いつの間にか王女は穀物神の化身とまで呼ばれる様になっていた。
信仰心厚い人々の崇拝が、日に日に寄せられていく。
彼女の地位と足場はいつの間にか盤石で。
彼女を崇拝する信者と、植物を育てる能力を穀物に適応させることで利益を計算する者達。

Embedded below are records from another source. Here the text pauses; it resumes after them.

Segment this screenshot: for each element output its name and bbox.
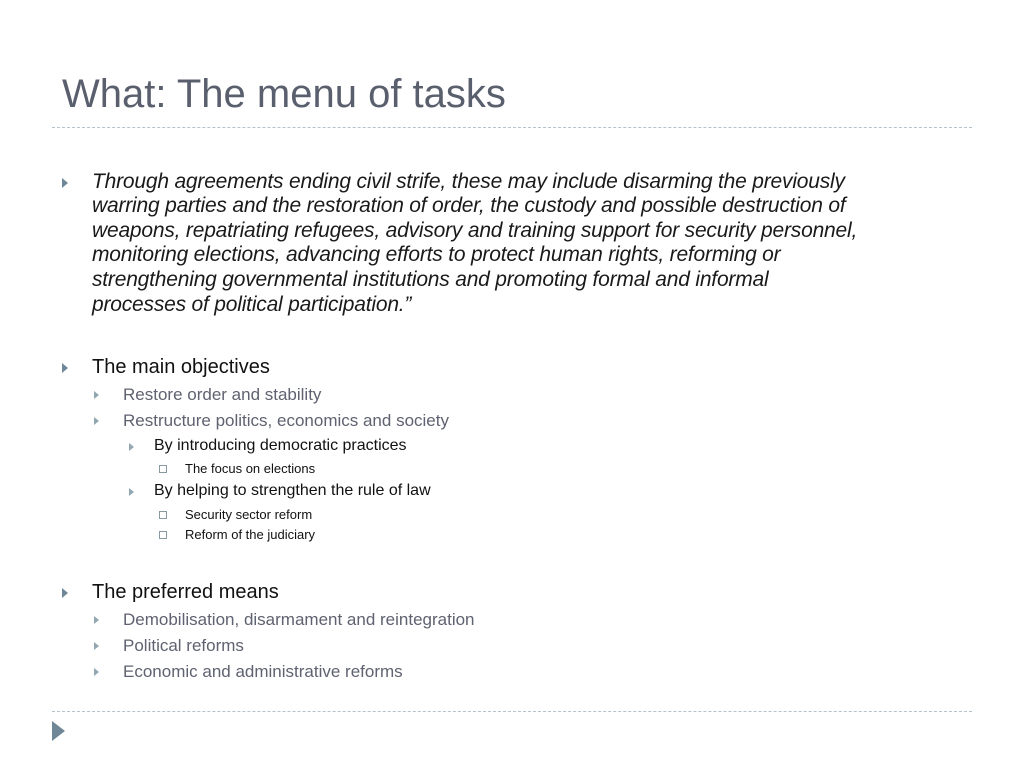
main-objectives-bullet-icon	[62, 363, 68, 373]
preferred-means-heading: The preferred means	[92, 581, 279, 603]
quote-line: strengthening governmental institutions and promoting formal and informal	[92, 268, 769, 291]
preferred-means-bullet-icon	[62, 588, 68, 598]
square-bullet-icon	[159, 511, 167, 519]
means-item: Demobilisation, disarmament and reintegration	[123, 610, 475, 629]
sub-bullet-icon	[94, 642, 99, 650]
quote-line: warring parties and the restoration of order, the custody and possible destruction of	[92, 194, 846, 217]
means-item: Economic and administrative reforms	[123, 662, 403, 681]
sub-bullet-icon	[129, 443, 134, 451]
judiciary-reform-item: Reform of the judiciary	[185, 527, 316, 542]
elections-item: The focus on elections	[185, 461, 316, 476]
quote-line: weapons, repatriating refugees, advisory and training support for security personnel,	[92, 219, 858, 242]
security-reform-item: Security sector reform	[185, 507, 313, 522]
square-bullet-icon	[159, 465, 167, 473]
quote-line: monitoring elections, advancing efforts to protect human rights, reforming or	[92, 243, 781, 266]
sub-bullet-icon	[94, 391, 99, 399]
sub-bullet-icon	[94, 417, 99, 425]
quote-bullet-icon	[62, 178, 68, 188]
democratic-practices-item: By introducing democratic practices	[154, 437, 407, 454]
sub-bullet-icon	[94, 668, 99, 676]
footer-divider	[52, 711, 972, 712]
sub-bullet-icon	[94, 616, 99, 624]
quote-line: processes of political participation.”	[92, 293, 412, 316]
objective-item: Restructure politics, economics and society	[123, 411, 449, 430]
slide-title: What: The menu of tasks	[62, 72, 506, 116]
square-bullet-icon	[159, 531, 167, 539]
quote-line: Through agreements ending civil strife, these may include disarming the previously	[92, 170, 845, 193]
sub-bullet-icon	[129, 488, 134, 496]
title-divider	[52, 127, 972, 128]
rule-of-law-item: By helping to strengthen the rule of law	[154, 482, 431, 499]
main-objectives-heading: The main objectives	[92, 356, 270, 378]
means-item: Political reforms	[123, 636, 244, 655]
next-slide-icon[interactable]	[52, 721, 65, 741]
objective-item: Restore order and stability	[123, 385, 322, 404]
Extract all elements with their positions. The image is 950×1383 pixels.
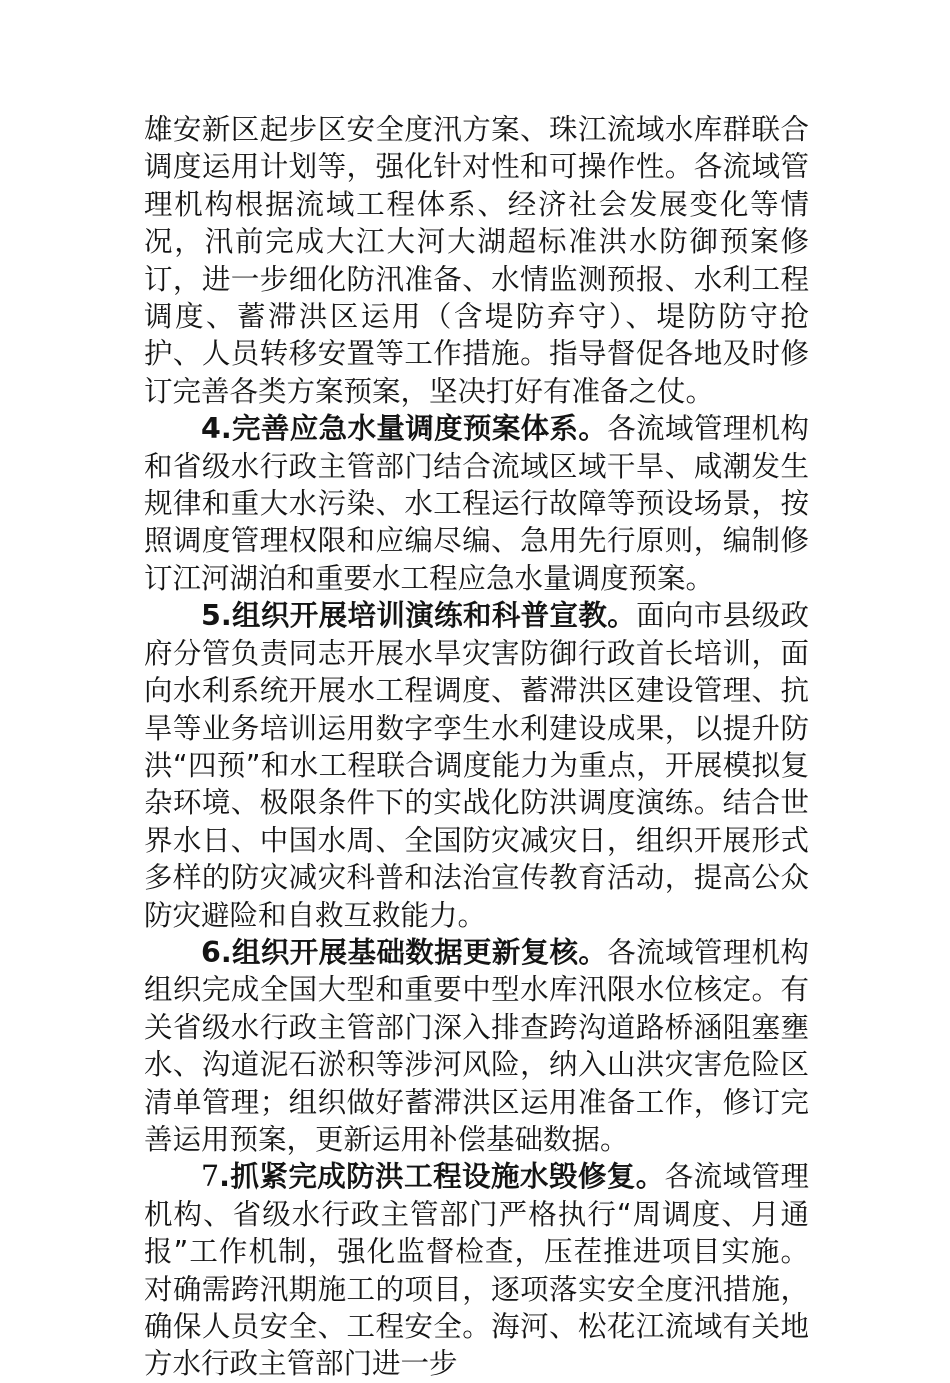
paragraph-body: 各流域管理机构、省级水行政主管部门严格执行“周调度、月通报”工作机制，强化监督检查，压茬推进项目实施。对确需跨汛期施工的项目，逐项落实安全度汛措施，确保人员安全、工程安全。海河、松花江流域有关地方水行政主管部门进一步 <box>144 1160 809 1381</box>
paragraph-item-5 <box>144 597 809 934</box>
item-heading: 完善应急水量调度预案体系。 <box>231 412 608 446</box>
item-number: 4. <box>201 412 232 446</box>
document-body <box>144 111 809 1383</box>
paragraph-body: 面向市县级政府分管负责同志开展水旱灾害防御行政首长培训，面向水利系统开展水工程调度、蓄滞洪区建设管理、抗旱等业务培训运用数字孪生水利建设成果，以提升防洪“四预”和水工程联合调度能力为重点，开展模拟复杂环境、极限条件下的实战化防洪调度演练。结合世界水日、中国水周、全国防灾减灾日，组织开展形式多样的防灾减灾科普和法治宣传教育活动，提高公众防灾避险和自救互救能力。 <box>144 599 809 932</box>
item-heading: 抓紧完成防洪工程设施水毁修复。 <box>229 1160 665 1194</box>
paragraph-body: 各流域管理机构和省级水行政主管部门结合流域区域干旱、咸潮发生规律和重大水污染、水工程运行故障等预设场景，按照调度管理权限和应编尽编、急用先行原则，编制修订江河湖泊和重要水工程应急水量调度预案。 <box>144 412 809 595</box>
item-heading: 组织开展基础数据更新复核。 <box>231 935 608 969</box>
paragraph-body: 雄安新区起步区安全度汛方案、珠江流域水库群联合调度运用计划等，强化针对性和可操作性。各流域管理机构根据流域工程体系、经济社会发展变化等情况，汛前完成大江大河大湖超标准洪水防御预案修订，进一步细化防汛准备、水情监测预报、水利工程调度、蓄滞洪区运用（含堤防弃守）、堤防防守抢护、人员转移安置等工作措施。指导督促各地及时修订完善各类方案预案，坚决打好有准备之仗。 <box>144 113 809 408</box>
paragraph-item-4 <box>144 410 809 597</box>
item-number: 6. <box>201 935 232 969</box>
item-heading: 组织开展培训演练和科普宣教。 <box>231 599 637 633</box>
item-number: 5. <box>201 599 232 633</box>
paragraph-item-7 <box>144 1158 809 1382</box>
item-number-suffix: . <box>219 1160 230 1194</box>
paragraph-body: 各流域管理机构组织完成全国大型和重要中型水库汛限水位核定。有关省级水行政主管部门深入排查跨沟道路桥涵阻塞壅水、沟道泥石淤积等涉河风险，纳入山洪灾害危险区清单管理；组织做好蓄滞洪区运用准备工作，修订完善运用预案，更新运用补偿基础数据。 <box>144 935 809 1156</box>
paragraph-continuation <box>144 111 809 410</box>
item-number: 7 <box>201 1160 220 1194</box>
paragraph-item-6 <box>144 934 809 1158</box>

それらの欲と打算と狂信が混じった支持者達が、いつしかそれなりの派閥になって。
彼女の次期王位は、寝たきりだった以前と比べて具体的なモノになりつつあった。
それと同時に、敵対派閥からの暗殺未遂も増えたらしいが。
神殿に入り、神官として神に身を捧げるべきでは、という声も少なからずあるらしいが。
そんなことは私達の気にするべきことではない。
『人間』の王女や仮面の男が難しい顔をしている姿を見る機会も増えた。
だけど魔族の私と、妖精の子は、『人間』の政治に関わる気などない。
例え、利用はされようとも。
平穏な外見を纏った、不穏な日々が過ぎていく。
何にせよ、王女の人生に置ける選択の幅は、死にかけていた頃に比べると大きい。
選べるというだけで、その大きさは計り知れないと王女は言う。
何だか達観したことを言うと思ったが、死の気配と近しくいたので仕方がないのだろう。
どんなことになっても、彼女のことは何だか応援したいと思った。
ぎりぎりと緊張感を増していく、毎日。
政治が絡むと、『人間』は本当に鬱陶しい。
私の毎日を侵蝕する、深いな出来事も多い。
何より、何が気に入らないのか苛々している仮面の男が鬱陶しい。
あの男に何か意趣返しをしてやろうかと、秘かに企んで私は鬱積を紛らわせる。
未だに、此処から脱走する目処は立たない。
王女はなるべく協力してくれると言うけれど。
ええ、充分に恩は売りましたから。
恩返しという意図を交え、王女は私の境遇へ同情と協力を示してくれた。
心強い味方ができたので、そこは満足している。
彼女がもう少し元気に動ける様になれば、機会も巡ってくるだろうか…
あの仮面の男の追求を簡単に抜けられるとは思えないけれど。
私が王女の供として行動する分には、仮面の男も口を挟めない。
権力って素敵。
仮面の男よりも身分のある王女が協力的で、本当に有難い限りだ。
王女が王宮から出られる様になったら、外に脱出する協力をお願いしようかな…
そう思う様になっていた頃、それは起きた。
私が何よりも気に掛けていたアイツの、思わぬ近況が耳に入る。
『人間』達の騒然とした、鋭い緊迫感とともに。
--魔族の侵攻が近くまで迫っているって、どういうことですか…?
やり手の仲間達の顔が、脳裏に巡っていく。
彼等の勢力は『人間』の領域…
かつて『人間』達が最初に国を建てた時の、その国境線近くまで迫っていたらしい。
それはつまり、かつて私達の先祖が追われた地の殆どを取り戻したと言うことで。
いつの間にそんなに力を付けていたのかと、私は本心から驚いていた。
土地を取り戻したにも関わらず、その侵攻が勢いを緩めていないという事実にも、また。
私は仲間達の情報で驚くことばかりを告げられて、頭が真っ白になっていた。
だけど何よりも驚いたのは、アイツのこと。
アイツが、血も涙も忘れた非道な悪魔の様に振る舞っているらしい。
…何かの冗談だろうか。
そして何故か、アイツは魔王と呼ばれる様になっているとか。
え? 本当に何その冗談。
反抗期すらなかった、間が抜けてて馬鹿で単純な、アイツが『魔王』?
太陽みたいなアイツに、その呼び名があまりに似合わなすぎて…
その知らせを受けた時、私は思わず本気で笑ってしまったのだった。
王宮の中を、今までよりも更に増した緊張感と不安が覆っていく。
それでも魔族など大したことはないと豪語する愚者もいるけれど。
次第に居心地の悪くなっていく王宮の中、王女が私のみを案じて気を遣ってくれる。
そんな中で、私はどうやって皆に合流しようかと、そればかりを考えていた。
リンネさんはご存知ありませんが…
グター君の凄まじい荒みぶり絶賛継続中。
リンネさんが見たら、真顔で「だれ?」という勢いで快進撃中。